ICE has significant discretion to release detained immigrants, and regularly uses alternatives to detention to maintain custody and control over non-citizens in immigration proceedings, such as supervised release, electronic ankle monitors, home confinement, and telephonic monitoring. Despite repeated pleas, the lawsuit alleges the Sheriff and federal officials have refused to consider detention alternatives even for the most vulnerable immigrants with medical conditions that heighten their risk for infection, sickness, and death.
The coronavirus that causes COVID-19 infection — and death — has produced an unprecedented global pandemic. To date, more than 529,093 people worldwide have been infected, and more than 23,956 have died. The virus is highly contagious and lethal.
Individuals bringing the lawsuit include:
- Maria Alejandra, an immigrant who suffers from asthma, a condition for which she has been previously hospitalized.
- Julio Cesar, an immigrant who suffers from extreme depression and anxiety which are being exacerbated by the imminent risk of exposure to COVID-19 and the lack of safety precautions taken by Bristol County or ICE.
“Our clients are afraid for their lives. They are at imminent risk of serious physical, mental, and emotional injury. The harm is compounded daily as the coronavirus spreads with no end in sight. The only known measures to reduce the risk of COVID-19 are social distancing and hygiene. Neither of these is available at Bristol County,” said Attorney Oren Nimni of Lawyers for Civil Rights.
“We strongly urge the protection of the health, safety, and well-being of all people, including those who due to their immigration status are being held in Bristol County. The dense concentration of individuals in immigration detention facilities confines them to an environment where they are at a high risk of serious Covid-19 infection. At a time when our health care institutions are already lacking in capacity to meet the overwhelming challenges of the pandemic, it is clear that detention facilities are even less prepared to protect and care for the health of those who are under their supervision.
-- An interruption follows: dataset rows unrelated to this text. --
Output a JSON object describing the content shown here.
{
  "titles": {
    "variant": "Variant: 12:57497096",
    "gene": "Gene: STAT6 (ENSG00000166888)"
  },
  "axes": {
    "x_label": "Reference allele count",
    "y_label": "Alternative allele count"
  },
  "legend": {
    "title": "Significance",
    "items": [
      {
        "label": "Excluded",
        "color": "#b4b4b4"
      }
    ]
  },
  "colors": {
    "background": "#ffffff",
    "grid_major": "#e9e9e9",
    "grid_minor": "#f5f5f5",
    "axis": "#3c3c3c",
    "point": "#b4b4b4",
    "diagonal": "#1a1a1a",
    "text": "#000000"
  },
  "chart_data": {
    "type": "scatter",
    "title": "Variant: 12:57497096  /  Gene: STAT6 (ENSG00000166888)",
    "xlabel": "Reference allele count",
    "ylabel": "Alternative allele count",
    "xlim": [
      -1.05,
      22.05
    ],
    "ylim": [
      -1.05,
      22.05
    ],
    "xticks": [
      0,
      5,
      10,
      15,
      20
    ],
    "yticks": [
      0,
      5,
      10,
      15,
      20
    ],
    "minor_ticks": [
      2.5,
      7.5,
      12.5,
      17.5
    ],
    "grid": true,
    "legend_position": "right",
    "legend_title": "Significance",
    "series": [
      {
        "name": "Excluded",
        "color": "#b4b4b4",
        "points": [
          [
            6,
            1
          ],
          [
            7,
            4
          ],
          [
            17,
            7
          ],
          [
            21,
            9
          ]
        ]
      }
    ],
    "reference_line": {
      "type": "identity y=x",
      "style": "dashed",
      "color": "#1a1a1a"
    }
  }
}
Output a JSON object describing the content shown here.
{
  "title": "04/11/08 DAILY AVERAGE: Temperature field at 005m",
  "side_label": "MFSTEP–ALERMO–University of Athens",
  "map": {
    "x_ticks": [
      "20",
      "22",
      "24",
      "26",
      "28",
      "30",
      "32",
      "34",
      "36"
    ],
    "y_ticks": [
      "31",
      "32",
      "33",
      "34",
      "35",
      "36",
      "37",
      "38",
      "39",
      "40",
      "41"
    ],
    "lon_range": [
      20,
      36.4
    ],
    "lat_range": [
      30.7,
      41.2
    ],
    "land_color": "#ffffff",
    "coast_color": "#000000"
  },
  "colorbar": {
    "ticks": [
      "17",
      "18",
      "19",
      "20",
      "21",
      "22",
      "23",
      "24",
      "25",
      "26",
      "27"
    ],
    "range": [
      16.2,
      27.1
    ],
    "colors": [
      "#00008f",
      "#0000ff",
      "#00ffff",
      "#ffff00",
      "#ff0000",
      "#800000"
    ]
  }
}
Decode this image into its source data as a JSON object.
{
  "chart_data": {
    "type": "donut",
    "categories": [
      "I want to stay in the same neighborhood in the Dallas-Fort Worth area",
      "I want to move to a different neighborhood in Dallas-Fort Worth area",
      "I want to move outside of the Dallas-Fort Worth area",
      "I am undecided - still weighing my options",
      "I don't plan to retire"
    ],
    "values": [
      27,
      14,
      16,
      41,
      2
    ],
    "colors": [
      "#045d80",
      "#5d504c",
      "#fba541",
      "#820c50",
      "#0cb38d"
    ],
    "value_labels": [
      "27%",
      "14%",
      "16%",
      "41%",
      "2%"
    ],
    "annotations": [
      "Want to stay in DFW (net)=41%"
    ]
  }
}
This crisis calls for the humane release of immigrants from Bristol County. We urge that this release take place immediately,” said Natalicia Tracy, Executive Director of the Brazilian Worker Center, an organization in the front lines working with immigrant families, including the relatives of detained immigrants, in response to the coronavirus.
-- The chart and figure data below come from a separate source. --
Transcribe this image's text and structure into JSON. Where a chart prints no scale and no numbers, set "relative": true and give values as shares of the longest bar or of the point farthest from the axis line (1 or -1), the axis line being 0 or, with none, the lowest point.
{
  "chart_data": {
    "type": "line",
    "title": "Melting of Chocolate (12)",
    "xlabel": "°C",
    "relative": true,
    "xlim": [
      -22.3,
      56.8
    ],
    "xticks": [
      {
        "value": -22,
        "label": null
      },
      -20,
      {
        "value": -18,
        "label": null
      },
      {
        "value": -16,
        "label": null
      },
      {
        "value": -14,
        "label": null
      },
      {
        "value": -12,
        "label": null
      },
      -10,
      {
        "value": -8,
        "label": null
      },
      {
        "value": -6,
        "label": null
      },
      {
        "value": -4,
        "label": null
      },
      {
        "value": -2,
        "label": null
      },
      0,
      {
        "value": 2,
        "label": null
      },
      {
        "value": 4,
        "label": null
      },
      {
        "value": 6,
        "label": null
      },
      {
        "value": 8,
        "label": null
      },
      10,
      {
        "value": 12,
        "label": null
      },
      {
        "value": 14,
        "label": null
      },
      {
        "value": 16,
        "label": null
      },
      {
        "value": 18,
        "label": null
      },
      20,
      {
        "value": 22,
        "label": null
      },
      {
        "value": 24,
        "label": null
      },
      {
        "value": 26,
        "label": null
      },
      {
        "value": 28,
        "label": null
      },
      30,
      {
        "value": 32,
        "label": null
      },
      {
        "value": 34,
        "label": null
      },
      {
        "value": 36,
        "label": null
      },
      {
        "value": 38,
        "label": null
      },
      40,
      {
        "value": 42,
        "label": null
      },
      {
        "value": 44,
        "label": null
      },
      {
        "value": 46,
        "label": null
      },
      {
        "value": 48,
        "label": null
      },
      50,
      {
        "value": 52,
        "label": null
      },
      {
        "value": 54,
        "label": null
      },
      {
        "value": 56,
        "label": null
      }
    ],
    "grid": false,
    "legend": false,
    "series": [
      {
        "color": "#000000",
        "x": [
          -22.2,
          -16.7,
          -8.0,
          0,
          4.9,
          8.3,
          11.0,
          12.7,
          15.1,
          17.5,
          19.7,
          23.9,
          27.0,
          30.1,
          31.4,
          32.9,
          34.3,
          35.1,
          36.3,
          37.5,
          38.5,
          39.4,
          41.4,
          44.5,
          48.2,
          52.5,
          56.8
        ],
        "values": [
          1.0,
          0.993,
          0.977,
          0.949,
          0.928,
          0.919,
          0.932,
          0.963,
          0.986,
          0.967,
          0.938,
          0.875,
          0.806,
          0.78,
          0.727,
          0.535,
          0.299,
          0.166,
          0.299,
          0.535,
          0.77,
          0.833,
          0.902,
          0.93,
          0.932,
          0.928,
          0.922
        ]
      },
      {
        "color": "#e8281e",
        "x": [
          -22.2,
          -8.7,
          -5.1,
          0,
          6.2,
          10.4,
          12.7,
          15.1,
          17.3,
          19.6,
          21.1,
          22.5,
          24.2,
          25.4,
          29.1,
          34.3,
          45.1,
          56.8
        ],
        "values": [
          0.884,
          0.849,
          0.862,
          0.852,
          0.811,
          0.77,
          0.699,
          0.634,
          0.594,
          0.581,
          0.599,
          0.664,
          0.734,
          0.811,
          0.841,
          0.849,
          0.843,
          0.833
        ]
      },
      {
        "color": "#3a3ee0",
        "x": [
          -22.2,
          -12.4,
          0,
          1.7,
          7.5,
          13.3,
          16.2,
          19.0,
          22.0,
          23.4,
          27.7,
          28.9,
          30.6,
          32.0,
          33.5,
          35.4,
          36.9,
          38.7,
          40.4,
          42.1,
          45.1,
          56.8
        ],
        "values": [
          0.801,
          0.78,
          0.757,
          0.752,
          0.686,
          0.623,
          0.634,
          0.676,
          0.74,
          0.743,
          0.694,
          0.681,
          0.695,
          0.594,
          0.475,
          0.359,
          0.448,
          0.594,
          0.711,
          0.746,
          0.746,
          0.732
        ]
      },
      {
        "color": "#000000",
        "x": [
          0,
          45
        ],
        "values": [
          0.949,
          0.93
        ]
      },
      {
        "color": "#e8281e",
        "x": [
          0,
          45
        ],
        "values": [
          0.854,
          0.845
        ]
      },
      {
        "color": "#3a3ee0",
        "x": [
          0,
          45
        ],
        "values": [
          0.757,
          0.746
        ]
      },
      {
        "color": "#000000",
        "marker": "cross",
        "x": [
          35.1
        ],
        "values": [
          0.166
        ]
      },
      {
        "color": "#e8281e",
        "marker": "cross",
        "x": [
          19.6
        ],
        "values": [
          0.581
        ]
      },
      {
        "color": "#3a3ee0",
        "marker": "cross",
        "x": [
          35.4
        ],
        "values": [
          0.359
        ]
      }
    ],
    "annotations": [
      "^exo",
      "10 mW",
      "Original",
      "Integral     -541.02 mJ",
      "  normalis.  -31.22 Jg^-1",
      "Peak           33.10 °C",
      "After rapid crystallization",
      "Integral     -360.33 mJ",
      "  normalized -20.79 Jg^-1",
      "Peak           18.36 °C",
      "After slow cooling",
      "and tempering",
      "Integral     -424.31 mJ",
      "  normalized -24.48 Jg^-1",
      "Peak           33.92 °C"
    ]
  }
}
The class action seeks immediate release of immigrants detained by ICE so they can adhere to guidance from public health authorities and take the steps recommended by medical professionals.
The lawsuit, filed as a complaint and petition for writ of habeas corpus, was brought against Bristol County Sheriff Hodgson; Bristol County House of Corrections Superintendent Steven Souza; Acting Director of ICE’s Boston Field Office Todd Lyons; Acting Homeland Security Secretary Chad Wolf; and ICE Director Matthew Albence. The lawsuit also names ICE and the Department of Homeland Security as defendants.
The Worker & Immigrant Rights Advocacy Clinic (WIRAC) at Yale Law School represent immigrants, low-wage workers, and their organizations in labor, immigration, criminal justice, civil rights, and other matters.